L’existence d’un écosystème médiatique fort et sain est une garantie de pluralité dans toute société avancée. Elle constitue l’une des normes qui permettent de différencier les démocraties des autocraties qui aspirent à gérer les médias comme elles l’entendent. Il en était ainsi dans le monde analogique et il doit en être ainsi dans l’univers numérique dans lequel nous sommes définitivement entrés. Dans le but de défendre l’existence d’un système médiatique solide et diversifié, l’Association des médias d’information (AMI), qui représente 83 médias espagnols, a intenté une action en justice pour concurrence déloyale contre Meta (la plateforme dont ils dépendent, entre autres, Facebook, Instagram et Whatsapp). L’initiative, à l’instar d’autres en cours dans différents pays, vise à poursuivre l’utilisation des données sans consentement par les mégaplateformes numériques telles que Meta. Une pratique qui viole directement la réglementation européenne sur la protection des données. Les médias considèrent que ces données, obtenues sans consentement, ne peuvent être utilisées pour élaborer des profils publicitaires. Le procès réclame une indemnisation de 550 millions d’euros, sachant que 100% des revenus publicitaires de Meta sont ainsi obtenus de manière illégitime.
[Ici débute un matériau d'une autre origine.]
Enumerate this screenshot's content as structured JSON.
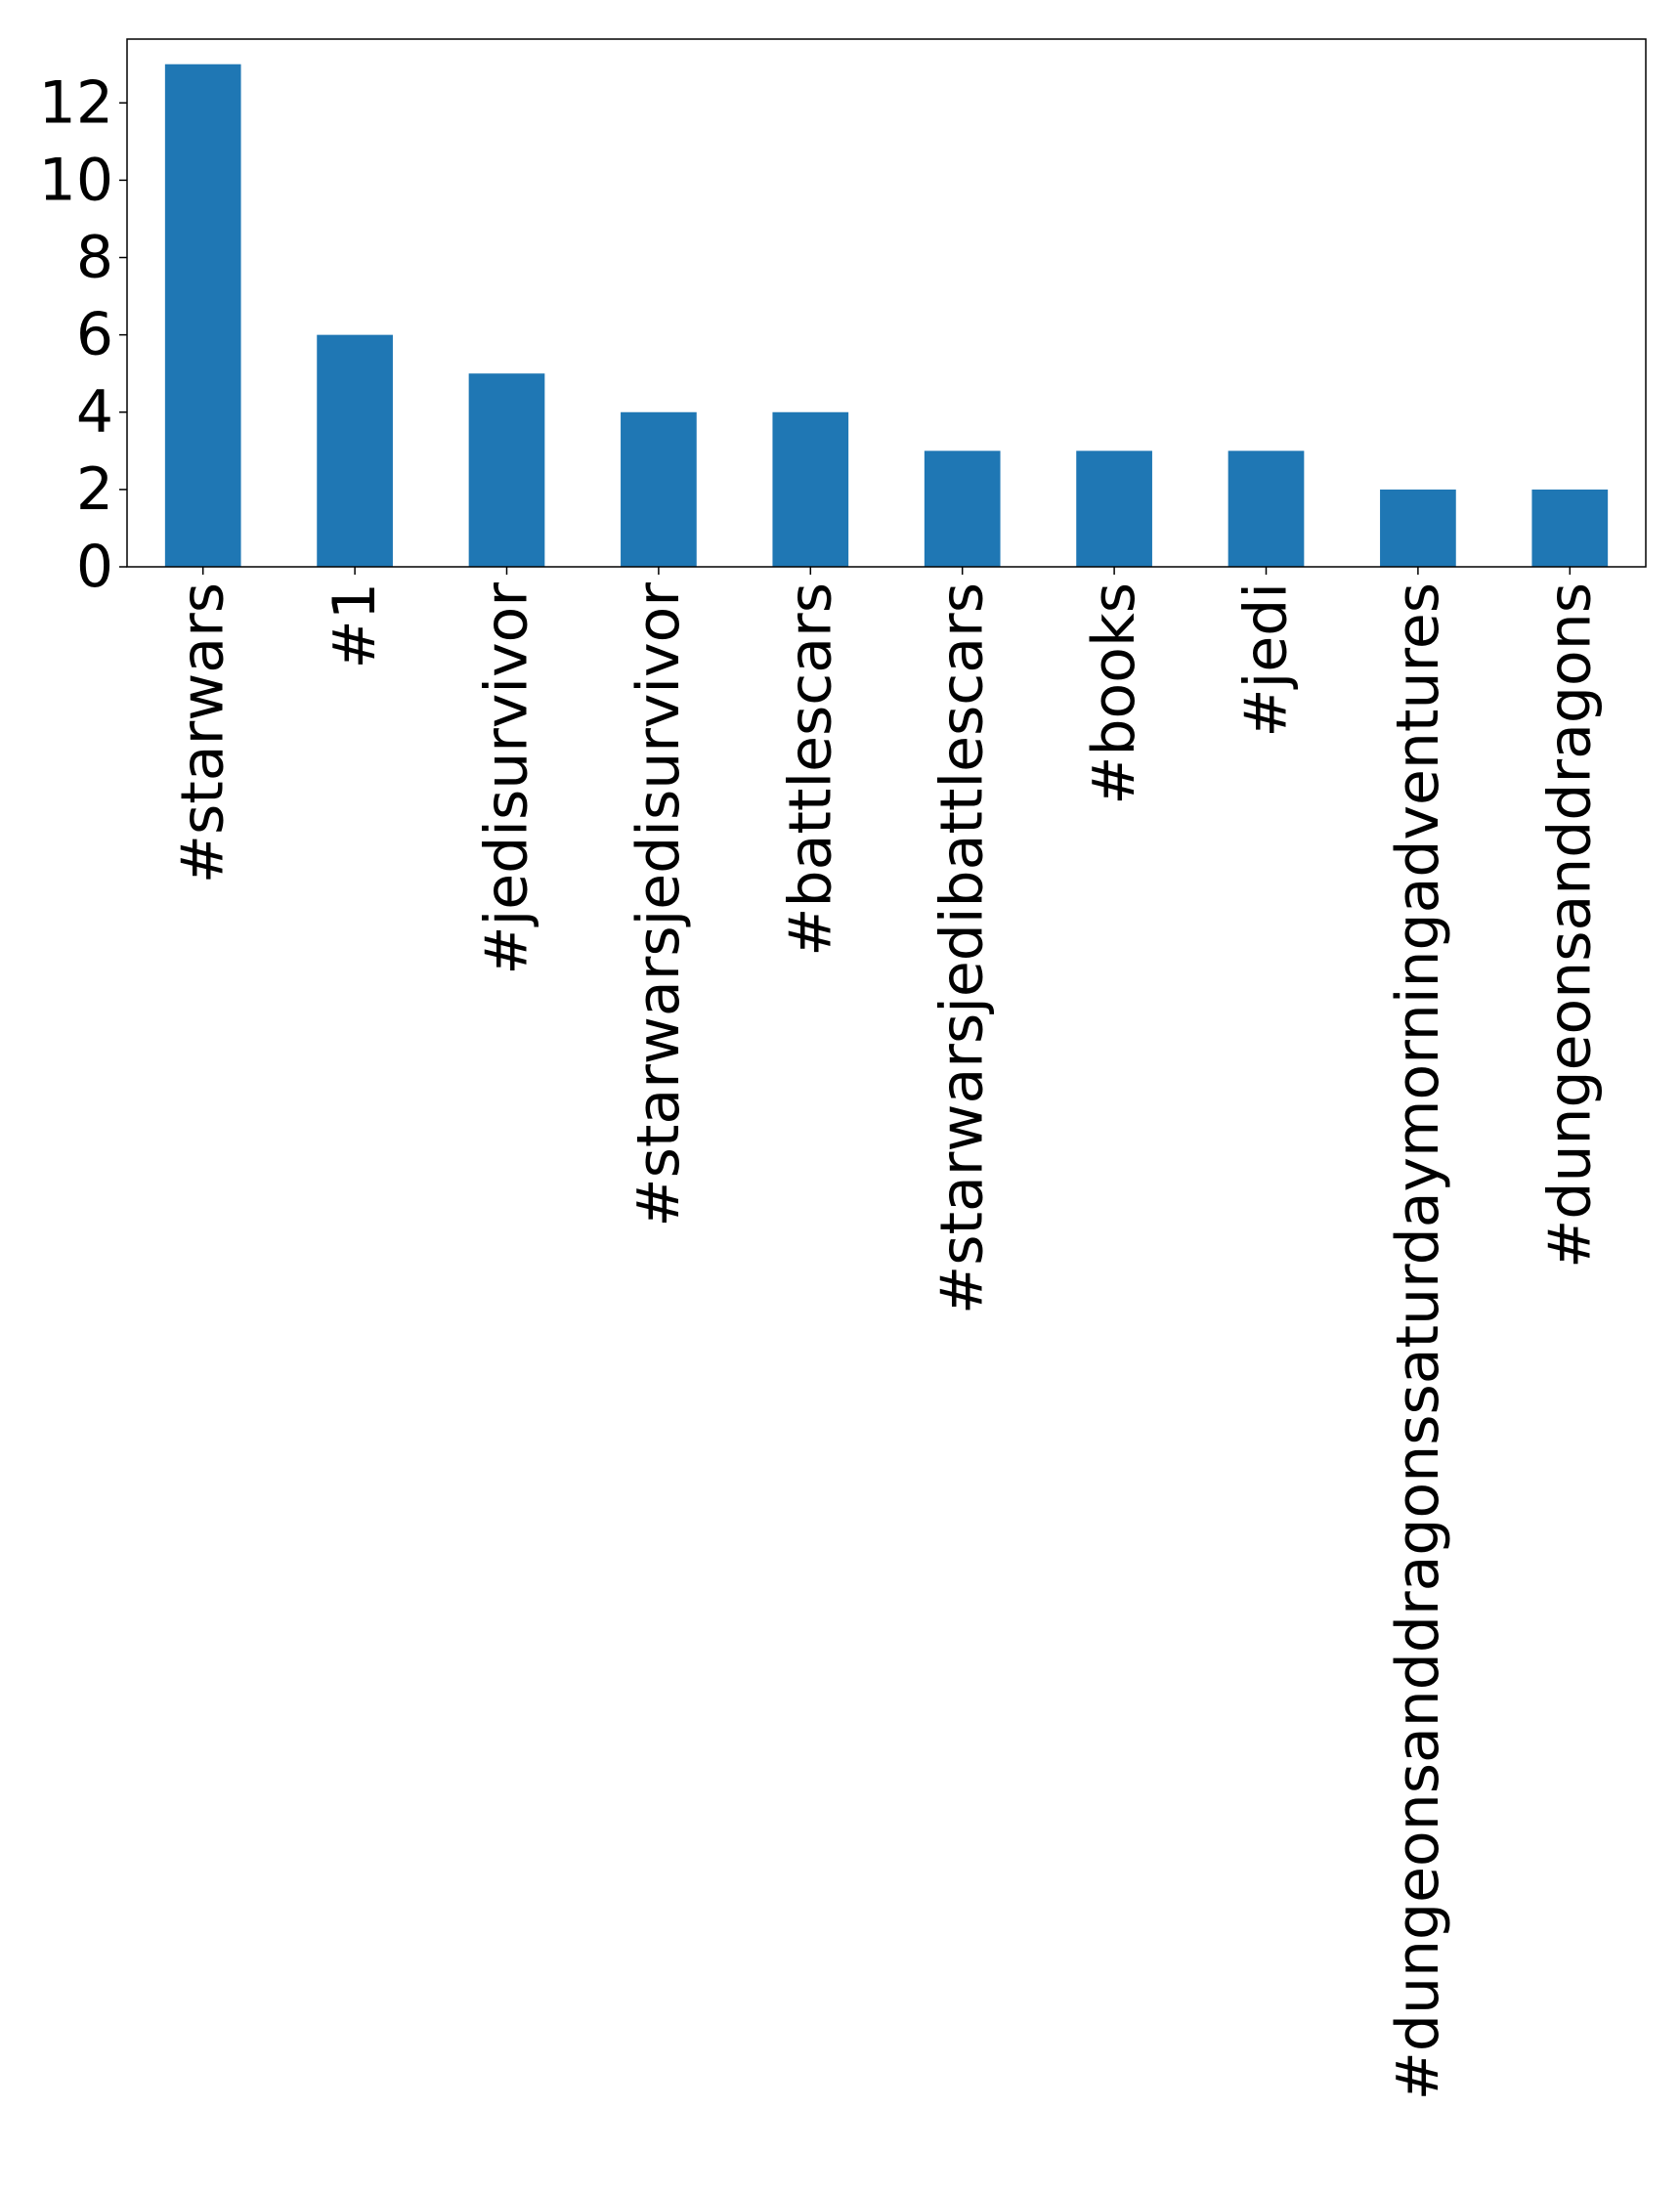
{
  "chart_data": {
    "type": "bar",
    "title": "",
    "xlabel": "",
    "ylabel": "",
    "categories": [
      "#starwars",
      "#1",
      "#jedisurvivor",
      "#starwarsjedisurvivor",
      "#battlescars",
      "#starwarsjedibattlescars",
      "#books",
      "#jedi",
      "#dungeonsanddragonssaturdaymorningadventures",
      "#dungeonsanddragons"
    ],
    "values": [
      13,
      6,
      5,
      4,
      4,
      3,
      3,
      3,
      2,
      2
    ],
    "ylim": [
      0,
      13.65
    ],
    "yticks": [
      0,
      2,
      4,
      6,
      8,
      10,
      12
    ],
    "ytick_labels": [
      "0",
      "2",
      "4",
      "6",
      "8",
      "10",
      "12"
    ],
    "grid": false,
    "legend": "none",
    "bar_color": "#1f77b4"
  }
}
Il ne s’agit pas seulement d’une défense légitime des médias contre l’attitude monopolistique exercée par Meta. Le procès constitue une défense de la pluralité du système médiatique qui intéresse tous les citoyens et qui est d’une importance vitale pour la santé de la démocratie. Dans le monde d’aujourd’hui, le journalisme est de plus en plus nécessaire pour différencier ce qui est vrai de ce qui est mensonge dans le flux écrasant d’informations qui circulent sur les réseaux. Cette fonction n’est pas possible sans des médias capables de résister au défi de la numérisation et de monétiser le travail de leurs professionnels. Ce qui est impossible tant que Meta et d’autres grandes plateformes conservent une position dominante dans la publicité utilisant les données des citoyens au détriment de leur vie privée. C’est en ce sens que la demande formulée par les médias espagnols s’inscrit dans la bataille pour la pluralité déjà soulevée dans des pays comme l’Australie – qui oblige ces plateformes à payer les médias pour relier leurs informations -, le Canada ou l’Irlande, qui a récemment infligé une amende à Meta pour avoir transféré des données obtenues sans consentement dans l’Union européenne vers le marché nord-américain.
Les plateformes ont joué un rôle positif dans l’expansion de l’information numérique, mais elles ne constituent pas l’espace de liberté qu’elles revendiquent. Mark Zuckerberg soit Elon Musk. Comme dans de nombreux autres domaines de la vie économique, ses actions nécessitent transparence et réglementation. La même chose à laquelle les médias sont soumis. Dans le cas contraire, ils pourraient finir par constituer une menace pour la pluralité.